Rabiot, Kimpembé… Tu vas retrouver plusieurs quelques potes ce samedi ?
Oui, j’ai été formé avec eux et je les connaissais même avant d’arriver au centre de formation du PSG. On s’affrontait souvent avec nos clubs amateurs respectifs. Puis nous sommes devenus équipiers pendant des années et maintenant on redevient adversaires. C’est le football. Ça ne nous empêche pas de rester en contact. Notre relation est plus profonde que cela.
 
Côté terrain, à quel genre de rencontre doit-on s’attendre ?

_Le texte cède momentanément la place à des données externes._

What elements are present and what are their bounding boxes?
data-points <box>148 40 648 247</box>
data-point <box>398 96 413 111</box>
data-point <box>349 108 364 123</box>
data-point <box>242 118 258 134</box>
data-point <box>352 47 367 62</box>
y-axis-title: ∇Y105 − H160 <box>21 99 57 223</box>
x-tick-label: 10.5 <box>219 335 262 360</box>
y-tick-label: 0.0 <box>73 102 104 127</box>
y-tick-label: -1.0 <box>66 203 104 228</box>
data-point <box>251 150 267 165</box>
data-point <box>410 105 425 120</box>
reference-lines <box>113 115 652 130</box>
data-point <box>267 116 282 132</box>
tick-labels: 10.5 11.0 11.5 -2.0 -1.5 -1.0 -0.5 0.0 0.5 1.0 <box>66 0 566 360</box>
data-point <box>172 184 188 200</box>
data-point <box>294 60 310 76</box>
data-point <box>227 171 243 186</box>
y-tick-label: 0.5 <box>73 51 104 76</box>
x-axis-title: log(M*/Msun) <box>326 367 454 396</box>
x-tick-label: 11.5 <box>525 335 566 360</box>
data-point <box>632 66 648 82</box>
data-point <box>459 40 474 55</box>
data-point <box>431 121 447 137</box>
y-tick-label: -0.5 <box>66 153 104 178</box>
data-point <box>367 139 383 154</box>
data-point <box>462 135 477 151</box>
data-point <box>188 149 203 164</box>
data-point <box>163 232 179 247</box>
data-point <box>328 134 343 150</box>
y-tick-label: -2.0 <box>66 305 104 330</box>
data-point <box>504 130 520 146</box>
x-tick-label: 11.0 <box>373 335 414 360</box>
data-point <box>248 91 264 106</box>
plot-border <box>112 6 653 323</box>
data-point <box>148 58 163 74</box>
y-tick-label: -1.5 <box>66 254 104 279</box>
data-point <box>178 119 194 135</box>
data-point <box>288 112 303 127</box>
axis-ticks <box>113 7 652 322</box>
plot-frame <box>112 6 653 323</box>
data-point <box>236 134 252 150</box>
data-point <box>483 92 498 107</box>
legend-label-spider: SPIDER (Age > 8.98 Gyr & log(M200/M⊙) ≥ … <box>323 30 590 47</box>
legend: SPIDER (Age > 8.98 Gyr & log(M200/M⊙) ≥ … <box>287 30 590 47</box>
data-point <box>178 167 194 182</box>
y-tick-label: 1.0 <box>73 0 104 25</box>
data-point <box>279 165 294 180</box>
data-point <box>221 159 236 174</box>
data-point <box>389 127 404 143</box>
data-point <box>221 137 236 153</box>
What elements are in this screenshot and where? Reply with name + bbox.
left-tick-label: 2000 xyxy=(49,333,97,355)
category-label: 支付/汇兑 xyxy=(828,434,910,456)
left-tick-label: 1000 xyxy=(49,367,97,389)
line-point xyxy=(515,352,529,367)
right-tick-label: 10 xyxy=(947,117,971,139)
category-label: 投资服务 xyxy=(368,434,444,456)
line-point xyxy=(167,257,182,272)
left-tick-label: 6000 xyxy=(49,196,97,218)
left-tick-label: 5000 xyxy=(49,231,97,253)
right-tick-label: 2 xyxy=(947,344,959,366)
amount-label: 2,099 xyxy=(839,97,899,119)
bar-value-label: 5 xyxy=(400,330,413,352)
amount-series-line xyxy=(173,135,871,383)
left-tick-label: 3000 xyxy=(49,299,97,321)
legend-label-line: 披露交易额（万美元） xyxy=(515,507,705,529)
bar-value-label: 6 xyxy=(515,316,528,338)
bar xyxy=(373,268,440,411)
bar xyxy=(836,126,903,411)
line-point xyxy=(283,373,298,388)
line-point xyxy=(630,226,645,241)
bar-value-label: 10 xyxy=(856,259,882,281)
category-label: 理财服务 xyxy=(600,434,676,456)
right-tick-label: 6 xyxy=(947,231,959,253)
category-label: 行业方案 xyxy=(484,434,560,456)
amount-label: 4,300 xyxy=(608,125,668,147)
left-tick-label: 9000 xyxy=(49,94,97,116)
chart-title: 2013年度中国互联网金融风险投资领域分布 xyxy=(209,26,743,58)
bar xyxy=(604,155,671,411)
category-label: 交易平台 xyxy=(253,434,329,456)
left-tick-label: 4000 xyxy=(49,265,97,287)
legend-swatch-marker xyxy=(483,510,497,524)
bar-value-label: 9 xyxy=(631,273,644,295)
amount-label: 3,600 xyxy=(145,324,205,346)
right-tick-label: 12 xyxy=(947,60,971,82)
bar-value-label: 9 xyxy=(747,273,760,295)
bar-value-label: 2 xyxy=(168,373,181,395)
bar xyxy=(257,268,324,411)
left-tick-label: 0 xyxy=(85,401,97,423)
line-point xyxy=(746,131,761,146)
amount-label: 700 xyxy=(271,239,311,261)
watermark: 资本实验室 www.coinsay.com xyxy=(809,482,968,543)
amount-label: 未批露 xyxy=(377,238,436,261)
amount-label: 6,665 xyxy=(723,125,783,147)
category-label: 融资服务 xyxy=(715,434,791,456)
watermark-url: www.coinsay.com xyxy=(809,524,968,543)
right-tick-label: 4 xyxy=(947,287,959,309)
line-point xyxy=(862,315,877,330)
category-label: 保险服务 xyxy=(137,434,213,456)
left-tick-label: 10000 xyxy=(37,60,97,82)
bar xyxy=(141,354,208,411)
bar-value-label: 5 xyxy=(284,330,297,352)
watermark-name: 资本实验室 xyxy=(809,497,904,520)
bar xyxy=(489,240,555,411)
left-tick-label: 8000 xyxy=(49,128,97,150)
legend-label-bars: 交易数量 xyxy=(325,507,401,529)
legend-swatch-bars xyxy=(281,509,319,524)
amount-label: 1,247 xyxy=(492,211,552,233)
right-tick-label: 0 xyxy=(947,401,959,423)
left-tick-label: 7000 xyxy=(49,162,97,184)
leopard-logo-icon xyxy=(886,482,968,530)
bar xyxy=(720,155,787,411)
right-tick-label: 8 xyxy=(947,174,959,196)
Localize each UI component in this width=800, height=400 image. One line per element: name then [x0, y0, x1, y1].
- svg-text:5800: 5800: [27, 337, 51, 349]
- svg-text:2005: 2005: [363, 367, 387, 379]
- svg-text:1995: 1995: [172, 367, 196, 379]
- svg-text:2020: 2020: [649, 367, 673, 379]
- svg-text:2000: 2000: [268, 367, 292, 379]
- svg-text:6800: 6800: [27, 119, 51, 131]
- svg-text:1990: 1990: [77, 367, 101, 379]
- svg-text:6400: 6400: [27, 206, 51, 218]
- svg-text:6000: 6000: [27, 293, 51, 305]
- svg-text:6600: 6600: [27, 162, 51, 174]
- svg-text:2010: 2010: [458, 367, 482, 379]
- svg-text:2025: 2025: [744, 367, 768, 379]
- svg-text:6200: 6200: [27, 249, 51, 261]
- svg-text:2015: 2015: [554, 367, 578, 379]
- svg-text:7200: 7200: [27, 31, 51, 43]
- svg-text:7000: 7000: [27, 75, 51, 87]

Je mentirais si je disais que c’est un adversaire comme un autre. Chacun sait que le PSG est la meilleure équipe de France, la plus scrutée aussi. Pour autant, on doit tout faire pour aborder ce match comme tous les autres et entrer sur le terrain avec l’envie de gagner. À l’aller (3-1), nous avons réalisé une bonne prestation, mais je regrette que nous nous soyons seulement mis à jouer lors des 20 dernières minutes. Cette fois, ce sera chez nous, devant nos supporters. Ça change tout. Mais ce sera un match coriace, ça c’est clair.